Long-term empty home owners may be forced to sell
Monday, July 07, 2008, 18:10
The council’s ‘trailblazing’ Empty Homes Team is working with other departments to draw up proposals ‘to force the sale of privately owned, long term empty properties’.
But the authority stressed the enforcement action will only happen in cases where owners owe the council money and have either been ‘unwilling or unable to deal with the property and its associated problems’.
The action is seen as one solution to problems caused by abandoned properties.
A three-year plan will go before the council’s Cabinet for approval on July 15.
The Empty Homes Team intends to use ‘a variety of innovative measures’, in addition to enforcement ‘to tackle the problem of houses lying empty for years whilst the city’s low earners struggle to find affordable housing’.
These include:
converting and re-using empty properties
making the best use of brownfield sites
supporting regeneration of deprived neighbourhoods
encouraging more owners to let their properties.
The Empty Homes Strategy aims to ‘increase the city’s supply of decent, energy efficient and affordable private homes’.
Cllr Peter Brookshaw, Cabinet member for Housing and Safer Communities, said: “It’s a disgraceful waste to have so many homes standing empty for long periods of time when affordable housing is in such short supply.
“Besides anything else, these properties are a blight on their local neighbourhoods and often prove a magnet for anti social behaviour such as graffiti, fly tipping and vandalism.”
During the past five years the Empty Home Team has brought 505 houses back into use.
Between April 2003 and April 2007 the number of private sector homes left empty for more than six months dropped by 1,596.
The team worked on projects with nine social landlords which, with the council, make up the Plymouth Empty Homes Partnership.
This included persuading owners of long-term empty, and often run-down, properties to either renovate or sell.
The team also took compulsory purchase action against owners who were impossible to trace.
And under its HouseLet scheme, the team used 62 previously empty homes as good quality, temporary accommodation for nearly 350 homeless families who would otherwise have been housed in bed-and-breakfast accommodation.
It also works with Devonport LOTS (Living Over the Shop), a project, in partnership with Sarsen Housing Association, to provide flats for rent.

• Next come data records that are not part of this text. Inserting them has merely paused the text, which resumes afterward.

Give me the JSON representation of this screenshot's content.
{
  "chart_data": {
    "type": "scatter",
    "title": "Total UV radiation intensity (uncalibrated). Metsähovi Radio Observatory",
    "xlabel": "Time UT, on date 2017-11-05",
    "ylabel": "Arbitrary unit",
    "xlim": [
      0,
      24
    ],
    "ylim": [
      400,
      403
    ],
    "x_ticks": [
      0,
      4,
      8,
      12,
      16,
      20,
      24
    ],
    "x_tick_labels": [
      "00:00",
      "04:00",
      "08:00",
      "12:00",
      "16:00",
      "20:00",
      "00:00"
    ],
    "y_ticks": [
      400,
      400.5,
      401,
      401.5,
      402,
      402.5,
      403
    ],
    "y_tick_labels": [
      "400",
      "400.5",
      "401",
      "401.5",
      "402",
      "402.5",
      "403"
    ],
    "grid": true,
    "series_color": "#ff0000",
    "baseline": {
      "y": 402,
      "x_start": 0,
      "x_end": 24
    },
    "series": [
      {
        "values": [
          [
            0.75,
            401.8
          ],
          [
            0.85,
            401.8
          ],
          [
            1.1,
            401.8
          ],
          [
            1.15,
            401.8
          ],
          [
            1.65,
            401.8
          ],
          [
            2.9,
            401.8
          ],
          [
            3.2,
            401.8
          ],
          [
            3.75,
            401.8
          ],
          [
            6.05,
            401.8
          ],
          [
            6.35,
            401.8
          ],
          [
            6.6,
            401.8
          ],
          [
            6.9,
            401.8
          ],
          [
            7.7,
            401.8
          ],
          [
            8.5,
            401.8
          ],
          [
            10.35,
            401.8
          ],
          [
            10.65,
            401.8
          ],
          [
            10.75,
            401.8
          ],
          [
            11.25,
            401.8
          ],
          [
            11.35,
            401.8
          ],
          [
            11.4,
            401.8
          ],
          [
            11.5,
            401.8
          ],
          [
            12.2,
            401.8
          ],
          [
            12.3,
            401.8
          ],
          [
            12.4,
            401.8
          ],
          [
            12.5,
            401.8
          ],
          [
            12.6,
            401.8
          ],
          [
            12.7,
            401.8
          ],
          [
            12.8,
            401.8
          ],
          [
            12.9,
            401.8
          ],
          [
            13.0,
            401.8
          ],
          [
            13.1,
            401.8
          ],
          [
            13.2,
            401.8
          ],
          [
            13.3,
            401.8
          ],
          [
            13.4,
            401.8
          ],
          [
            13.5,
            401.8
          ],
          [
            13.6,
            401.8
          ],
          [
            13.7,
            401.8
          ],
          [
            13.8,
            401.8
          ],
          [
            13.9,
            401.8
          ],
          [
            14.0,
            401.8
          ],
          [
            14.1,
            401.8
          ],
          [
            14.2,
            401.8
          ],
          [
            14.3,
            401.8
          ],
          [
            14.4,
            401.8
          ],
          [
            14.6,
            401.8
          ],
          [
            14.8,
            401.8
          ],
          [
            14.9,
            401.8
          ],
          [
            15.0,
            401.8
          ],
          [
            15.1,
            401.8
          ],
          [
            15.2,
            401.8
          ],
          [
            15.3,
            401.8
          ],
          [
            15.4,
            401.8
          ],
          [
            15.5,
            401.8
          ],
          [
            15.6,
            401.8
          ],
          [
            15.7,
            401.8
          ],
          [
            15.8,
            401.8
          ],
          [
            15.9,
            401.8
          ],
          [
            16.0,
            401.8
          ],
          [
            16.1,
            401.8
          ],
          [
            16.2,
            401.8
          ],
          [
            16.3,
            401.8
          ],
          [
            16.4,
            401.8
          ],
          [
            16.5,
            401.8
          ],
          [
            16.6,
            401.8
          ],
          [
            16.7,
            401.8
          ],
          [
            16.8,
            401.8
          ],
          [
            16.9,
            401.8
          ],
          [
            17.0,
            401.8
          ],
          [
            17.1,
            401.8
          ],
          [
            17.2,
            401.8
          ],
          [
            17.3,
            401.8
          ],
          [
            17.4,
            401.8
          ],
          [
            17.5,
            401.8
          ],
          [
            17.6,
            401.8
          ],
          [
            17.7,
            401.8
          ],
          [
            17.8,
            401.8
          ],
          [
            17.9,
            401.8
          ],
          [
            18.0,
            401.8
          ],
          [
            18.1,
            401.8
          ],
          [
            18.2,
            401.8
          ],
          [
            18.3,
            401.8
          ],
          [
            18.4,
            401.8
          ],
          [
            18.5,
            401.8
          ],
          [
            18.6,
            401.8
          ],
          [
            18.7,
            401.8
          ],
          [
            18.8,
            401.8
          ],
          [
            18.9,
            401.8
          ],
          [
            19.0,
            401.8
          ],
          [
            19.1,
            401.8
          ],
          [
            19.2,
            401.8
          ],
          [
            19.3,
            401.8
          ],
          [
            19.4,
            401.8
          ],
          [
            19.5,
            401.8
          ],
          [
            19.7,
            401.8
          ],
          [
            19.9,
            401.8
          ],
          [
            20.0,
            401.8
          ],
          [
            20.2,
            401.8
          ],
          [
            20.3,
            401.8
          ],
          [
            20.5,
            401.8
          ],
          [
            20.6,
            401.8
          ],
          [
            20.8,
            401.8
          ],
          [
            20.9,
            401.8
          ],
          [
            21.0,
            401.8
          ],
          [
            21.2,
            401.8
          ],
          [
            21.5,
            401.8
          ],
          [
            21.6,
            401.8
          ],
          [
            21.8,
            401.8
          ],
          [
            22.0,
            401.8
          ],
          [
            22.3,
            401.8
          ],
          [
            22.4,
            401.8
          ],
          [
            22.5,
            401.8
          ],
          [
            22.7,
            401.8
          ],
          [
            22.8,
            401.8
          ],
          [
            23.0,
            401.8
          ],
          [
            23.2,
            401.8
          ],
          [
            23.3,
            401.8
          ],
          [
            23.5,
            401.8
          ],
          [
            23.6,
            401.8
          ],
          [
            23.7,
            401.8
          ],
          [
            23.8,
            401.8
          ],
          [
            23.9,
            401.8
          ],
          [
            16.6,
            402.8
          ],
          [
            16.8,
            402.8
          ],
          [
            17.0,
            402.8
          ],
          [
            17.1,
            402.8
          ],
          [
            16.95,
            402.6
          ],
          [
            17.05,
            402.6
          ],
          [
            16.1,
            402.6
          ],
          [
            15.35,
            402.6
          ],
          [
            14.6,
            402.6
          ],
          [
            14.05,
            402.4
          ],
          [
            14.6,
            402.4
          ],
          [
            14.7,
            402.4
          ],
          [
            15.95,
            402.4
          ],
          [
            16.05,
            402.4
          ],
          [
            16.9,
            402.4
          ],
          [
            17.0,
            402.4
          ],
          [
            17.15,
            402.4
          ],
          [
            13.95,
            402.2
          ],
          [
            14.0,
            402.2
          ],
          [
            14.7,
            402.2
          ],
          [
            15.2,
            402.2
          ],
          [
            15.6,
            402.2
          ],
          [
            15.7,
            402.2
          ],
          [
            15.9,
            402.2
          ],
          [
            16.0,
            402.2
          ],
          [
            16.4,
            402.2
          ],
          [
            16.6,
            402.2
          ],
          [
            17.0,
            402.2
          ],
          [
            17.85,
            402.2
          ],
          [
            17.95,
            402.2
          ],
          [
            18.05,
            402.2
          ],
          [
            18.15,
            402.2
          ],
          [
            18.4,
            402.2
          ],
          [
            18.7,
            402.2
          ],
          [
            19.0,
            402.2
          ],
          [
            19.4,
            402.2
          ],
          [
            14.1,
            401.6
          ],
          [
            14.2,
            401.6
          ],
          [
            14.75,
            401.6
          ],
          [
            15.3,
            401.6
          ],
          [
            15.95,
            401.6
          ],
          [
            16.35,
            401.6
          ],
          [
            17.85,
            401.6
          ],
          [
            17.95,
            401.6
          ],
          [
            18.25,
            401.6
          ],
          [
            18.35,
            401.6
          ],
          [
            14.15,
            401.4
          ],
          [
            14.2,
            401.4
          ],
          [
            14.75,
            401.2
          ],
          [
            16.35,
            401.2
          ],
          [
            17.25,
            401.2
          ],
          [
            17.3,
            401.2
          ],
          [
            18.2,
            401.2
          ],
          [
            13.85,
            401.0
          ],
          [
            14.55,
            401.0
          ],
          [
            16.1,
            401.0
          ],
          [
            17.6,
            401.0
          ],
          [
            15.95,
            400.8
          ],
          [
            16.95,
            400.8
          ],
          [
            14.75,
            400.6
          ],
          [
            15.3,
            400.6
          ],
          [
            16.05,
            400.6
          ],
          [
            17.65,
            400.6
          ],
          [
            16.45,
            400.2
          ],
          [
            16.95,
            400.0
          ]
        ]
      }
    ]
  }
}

LOTS is funded by£220,000 from Devonport Regeneration Community Partnership, £102,000 of Housing Corporation Temporary Social Housing Grant and £380,000 from owners of commercial premises.
David Ireland, chief executive of the charitable Empty Homes Agency, said: “Plymouth City Council has a fine record of action to tackle the scandal of empty property.
“Its strategy of combining prevention, support for owners and a willingness to take enforcement action where necessary demonstrates good practice in empty homes work.”